The ACADIA research centre organisms a tutorial day on hot topics in computer science.
Location: Conference room, building Alpha, Scientific campus
– 11:00-13:00 Dale Miller (Ecole Polytechnique, Paris, France): “Communicating and trusting formal proofs”
– 14:00-17:00 Young Im Cho (Gachon Univ., Seoul, Korea): “Intelligent IoT Platforms for Smart City”
Abstract 1 (Communicating and trusting formal proofs)
In the mist of feeling insecure with our electronic communications, we can take solace in the advice that we can “trust the math” behind cryptography. Faced with concerns over the safety of fly-by-wire planes and self-driving cars, we should be able to find solace in the fact that some parts of our safety critical systems have been proved formally correct: that is, we should be able to “trust the proof”. The
way formal proofs are built today, however, makes trusting them difficult. While proof assistants are used to build formal proofs, those proofs are often locked to that assistant. Formal proofs produced by one proof assistant cannot usually be checked and trusted by another proof assistant nor by a future version of itself. Thus, one of the components of the scientific method that ensures trust-reproducibility – is missing from proof checking.
The field of proof theory, as initiated by Gentian in the 1930’s, has identified a great deal of structure in formal proofs. Given recent developments in this topic, it is now possible to apply what we know
about proofs in theory to what we would like to have for proofs in practice. To that end, I will present the Foundational Proof Certificates framework for defining the semantics of proof evidence.
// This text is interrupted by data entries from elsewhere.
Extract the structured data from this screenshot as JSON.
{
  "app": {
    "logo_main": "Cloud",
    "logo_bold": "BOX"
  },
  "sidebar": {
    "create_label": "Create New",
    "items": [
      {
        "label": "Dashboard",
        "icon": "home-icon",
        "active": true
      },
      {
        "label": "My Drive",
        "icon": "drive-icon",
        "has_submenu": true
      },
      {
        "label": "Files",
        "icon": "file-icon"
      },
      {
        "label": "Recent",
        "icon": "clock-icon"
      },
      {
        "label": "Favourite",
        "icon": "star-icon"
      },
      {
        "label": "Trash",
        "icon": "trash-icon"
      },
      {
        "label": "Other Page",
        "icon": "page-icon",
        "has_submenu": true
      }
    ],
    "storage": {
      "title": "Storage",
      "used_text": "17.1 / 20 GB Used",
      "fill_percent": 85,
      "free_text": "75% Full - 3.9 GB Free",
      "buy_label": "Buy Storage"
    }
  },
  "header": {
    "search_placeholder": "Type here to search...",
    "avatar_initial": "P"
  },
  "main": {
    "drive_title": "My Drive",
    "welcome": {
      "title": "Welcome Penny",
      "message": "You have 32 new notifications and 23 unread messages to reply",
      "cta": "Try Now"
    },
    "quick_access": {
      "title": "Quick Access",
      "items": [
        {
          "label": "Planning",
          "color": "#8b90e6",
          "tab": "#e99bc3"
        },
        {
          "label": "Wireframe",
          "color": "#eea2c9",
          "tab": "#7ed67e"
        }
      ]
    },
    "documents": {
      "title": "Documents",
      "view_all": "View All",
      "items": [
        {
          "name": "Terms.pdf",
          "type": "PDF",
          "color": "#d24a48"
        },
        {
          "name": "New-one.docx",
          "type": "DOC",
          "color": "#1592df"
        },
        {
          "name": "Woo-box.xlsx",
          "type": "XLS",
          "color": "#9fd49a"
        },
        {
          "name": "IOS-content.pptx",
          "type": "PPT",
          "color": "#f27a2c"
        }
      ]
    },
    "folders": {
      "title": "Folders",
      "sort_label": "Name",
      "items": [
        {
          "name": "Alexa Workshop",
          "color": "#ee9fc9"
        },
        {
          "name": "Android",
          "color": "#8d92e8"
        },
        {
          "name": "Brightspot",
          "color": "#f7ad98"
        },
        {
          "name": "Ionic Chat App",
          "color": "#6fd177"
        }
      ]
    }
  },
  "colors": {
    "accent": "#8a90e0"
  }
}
Since such definitions are executable, it is possible to build proof checkers that can check a wide range of formal proofs. In this scheme, the logic engine that executes such definitions is the only thing that needs to be trusted. Since such a logic engine is based on well-known computational logic topics, anyone can write a logic engine in their choice of programming language and hardware in order for them to build a checker they can trust. I will also overview some of the consequences of defining proofs in this manner: provers can become networked far more richly than they are currently and both libraries and marketplaces of proofs are enabled in a technology independent
Abstract 2 (Intelligent IoT Platforms for Smart City)
Machine-to-Machine communications (M2M) is a phenomenon that has been proceeding quietly in the background, and it is coming into the phase where explosion of usage scenarios in businesses will happen. Sensors, actuators, RFID/NFC tags, vehicles, and intelligent machines all have
the ability to communicate. The number of M2M connections is continuously increasing, and it has been predicted to see billions of machines interconnected in a near future. M2M applications provide
advantages in various domains from building, energy, healthcare, industrial, transportation, retail, security to environmental services. This fast-growing ecosystem is leading M2M towards a promising future, however M2M market expansion opportunities are not straight forward.
M2M is suffering from the highly fragmented vertical domain specific approach, which has increased the R&D cost in each specific domain. In fact, various vertical M2M solutions have been designed independently and separately for different applications, which inevitably impacts or even impedes large-scale M2M deployment. The existence of multiple manufacturers, the lack of a common M2M Service Capability Layer and no clarity about what can be achieved have all combined to leave the field of M2M communications closer to dream than reality.
To reduce the standardization gap which exist between M2M domains, the ETSI Technical committee M2M defined an end to end M2M service platform with the intermediate service layer that are key components of the horizontal M2M solution. This standards based platform follows a RESTful approach with open interfaces to enable developing services and applications independently of the underlying network, thus easing the deployment of vertical applications for an effective interoperability, and facilitating innovation across industries.
The following topics will be covered by the tutorial:
– IoT basics
– Smart City basics
– IoT international platform focusing on OneM2M reference model
– Components and model description for IoT platform
– Examples in detail
– Case studies and demonstration etc.